I am using the spread function but it returns values in a way where I can't carry the last observation forward and the group_by
function does not seem to work
# The code on the original data that works fine
library(gapminder)
gapminder %>%
filter(year %in% c("1952", "1957")) %>%
spread(year, pop) %>%
na.locf() %>%
mutate(diff = `1957` - `1952`)
However, when I use my data set (the structure is the same), it changes the data in a way that is difficult to subtract
> class(gapminder_df$Year)
[1] "integer"
> class(gapminder_df$population)
[1] "numeric"
# and
> nrow(gapminder_df[gapminder_df$Year == "2018",])
[1] 134
> nrow(gapminder_df[gapminder_df$Year == "2008",])
[1] 134
top_10 <- gapminder_df %>%
filter(Year %in% c("2008", "2018")) %>%
spread(Year, population) %>%
na.locf()
the first column has NAs for the first half of rows and the second column returns NAs for the second half and therefore I can't subtract... group_by(country)

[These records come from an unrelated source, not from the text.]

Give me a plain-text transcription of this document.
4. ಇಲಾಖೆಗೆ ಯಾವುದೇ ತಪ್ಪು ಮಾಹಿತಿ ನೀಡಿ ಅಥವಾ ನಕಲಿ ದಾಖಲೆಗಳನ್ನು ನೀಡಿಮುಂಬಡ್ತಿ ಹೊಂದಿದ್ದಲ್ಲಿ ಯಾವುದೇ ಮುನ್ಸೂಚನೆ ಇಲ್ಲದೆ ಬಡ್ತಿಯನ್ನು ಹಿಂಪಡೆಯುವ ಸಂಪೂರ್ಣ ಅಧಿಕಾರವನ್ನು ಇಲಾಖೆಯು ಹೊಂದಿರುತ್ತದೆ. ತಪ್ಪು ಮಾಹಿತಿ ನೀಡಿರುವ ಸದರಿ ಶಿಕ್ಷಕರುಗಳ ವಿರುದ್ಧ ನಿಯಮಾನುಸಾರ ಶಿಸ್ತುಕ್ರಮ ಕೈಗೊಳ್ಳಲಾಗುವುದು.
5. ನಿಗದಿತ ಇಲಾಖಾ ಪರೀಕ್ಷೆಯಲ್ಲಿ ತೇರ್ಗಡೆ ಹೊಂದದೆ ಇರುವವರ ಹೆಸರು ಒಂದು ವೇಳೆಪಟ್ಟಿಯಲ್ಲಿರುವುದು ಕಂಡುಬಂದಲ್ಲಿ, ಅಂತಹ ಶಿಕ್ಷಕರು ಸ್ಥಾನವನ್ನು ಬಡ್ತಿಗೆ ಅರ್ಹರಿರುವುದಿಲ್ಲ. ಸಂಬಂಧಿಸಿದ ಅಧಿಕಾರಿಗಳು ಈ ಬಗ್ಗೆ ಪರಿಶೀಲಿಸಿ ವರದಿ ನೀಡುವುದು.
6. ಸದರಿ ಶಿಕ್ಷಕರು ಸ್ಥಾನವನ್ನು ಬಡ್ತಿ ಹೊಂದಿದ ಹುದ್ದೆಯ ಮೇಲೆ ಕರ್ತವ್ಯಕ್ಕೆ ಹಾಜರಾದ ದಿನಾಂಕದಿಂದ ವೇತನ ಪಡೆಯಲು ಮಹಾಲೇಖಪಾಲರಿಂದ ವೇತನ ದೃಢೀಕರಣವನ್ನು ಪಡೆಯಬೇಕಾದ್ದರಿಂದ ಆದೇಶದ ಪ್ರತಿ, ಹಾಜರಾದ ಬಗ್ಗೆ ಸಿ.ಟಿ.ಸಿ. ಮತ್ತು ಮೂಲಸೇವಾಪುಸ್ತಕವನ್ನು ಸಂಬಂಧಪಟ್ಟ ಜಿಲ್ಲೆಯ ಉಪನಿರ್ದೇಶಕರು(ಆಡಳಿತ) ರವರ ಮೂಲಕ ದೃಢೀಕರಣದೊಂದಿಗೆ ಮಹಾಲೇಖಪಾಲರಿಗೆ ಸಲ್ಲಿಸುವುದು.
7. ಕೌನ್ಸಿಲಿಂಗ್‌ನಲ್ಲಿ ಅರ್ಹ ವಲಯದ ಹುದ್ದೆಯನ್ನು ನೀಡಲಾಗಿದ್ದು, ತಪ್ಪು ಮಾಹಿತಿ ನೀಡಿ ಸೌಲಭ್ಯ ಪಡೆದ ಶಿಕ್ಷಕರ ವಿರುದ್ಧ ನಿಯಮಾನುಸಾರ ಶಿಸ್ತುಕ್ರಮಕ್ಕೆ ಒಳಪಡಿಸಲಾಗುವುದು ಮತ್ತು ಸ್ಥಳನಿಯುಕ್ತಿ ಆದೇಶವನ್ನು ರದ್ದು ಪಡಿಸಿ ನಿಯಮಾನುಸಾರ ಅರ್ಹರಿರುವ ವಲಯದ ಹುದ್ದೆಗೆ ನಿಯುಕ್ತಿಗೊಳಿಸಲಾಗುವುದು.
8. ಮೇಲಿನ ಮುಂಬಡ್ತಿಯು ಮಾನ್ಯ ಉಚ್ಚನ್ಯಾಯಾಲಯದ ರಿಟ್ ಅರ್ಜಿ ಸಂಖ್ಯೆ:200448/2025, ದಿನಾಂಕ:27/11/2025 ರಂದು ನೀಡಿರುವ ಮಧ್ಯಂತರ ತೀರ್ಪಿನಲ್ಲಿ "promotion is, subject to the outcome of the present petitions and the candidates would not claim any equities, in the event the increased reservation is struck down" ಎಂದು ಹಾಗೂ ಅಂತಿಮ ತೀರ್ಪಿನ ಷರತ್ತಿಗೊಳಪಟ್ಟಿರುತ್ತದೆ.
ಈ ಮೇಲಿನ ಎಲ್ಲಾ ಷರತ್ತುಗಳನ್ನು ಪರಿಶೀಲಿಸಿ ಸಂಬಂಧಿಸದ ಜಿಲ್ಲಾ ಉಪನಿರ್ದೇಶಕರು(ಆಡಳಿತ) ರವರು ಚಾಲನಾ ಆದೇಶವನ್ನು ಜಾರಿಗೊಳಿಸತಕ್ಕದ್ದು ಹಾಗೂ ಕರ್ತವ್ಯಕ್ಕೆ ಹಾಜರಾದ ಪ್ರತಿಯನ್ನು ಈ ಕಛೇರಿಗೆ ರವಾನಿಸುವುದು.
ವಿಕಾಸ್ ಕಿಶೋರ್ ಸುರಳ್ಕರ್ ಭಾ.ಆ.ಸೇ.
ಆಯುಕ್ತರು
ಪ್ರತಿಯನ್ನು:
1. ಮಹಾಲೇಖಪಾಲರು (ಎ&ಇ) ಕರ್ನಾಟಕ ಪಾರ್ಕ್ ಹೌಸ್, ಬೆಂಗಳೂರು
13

doesn't provide desirable results:
2018 2008 country
1 NA 27300000 Afghanistan
2 NA 2990000 Albania
3 NA 34900000 Algeria
4 NA 21800000 Angola
here is a sample of the data
gapminder_df <- tibble(
Country = c(rep("Afganistan", 4), rep("Albania", 4), rep("Algeria",4),rep("Angola",4)),
Year = rep(c("2008", "2009", "2018", "2004"), 4),
population = rnorm(16, mean = 5000000, sd = 50)
)
EDIT: I was able to fix it by selecting only relevant columns before spread... can someone explain to me why that worked? I guess I had multiple of the same dates for the same countries with many different values for other variables?
top_10 <- gapminder_df %>%
select(country, Year, population) %>%
filter(Year %in% c("2008", "2018")) %>%
spread(Year, population)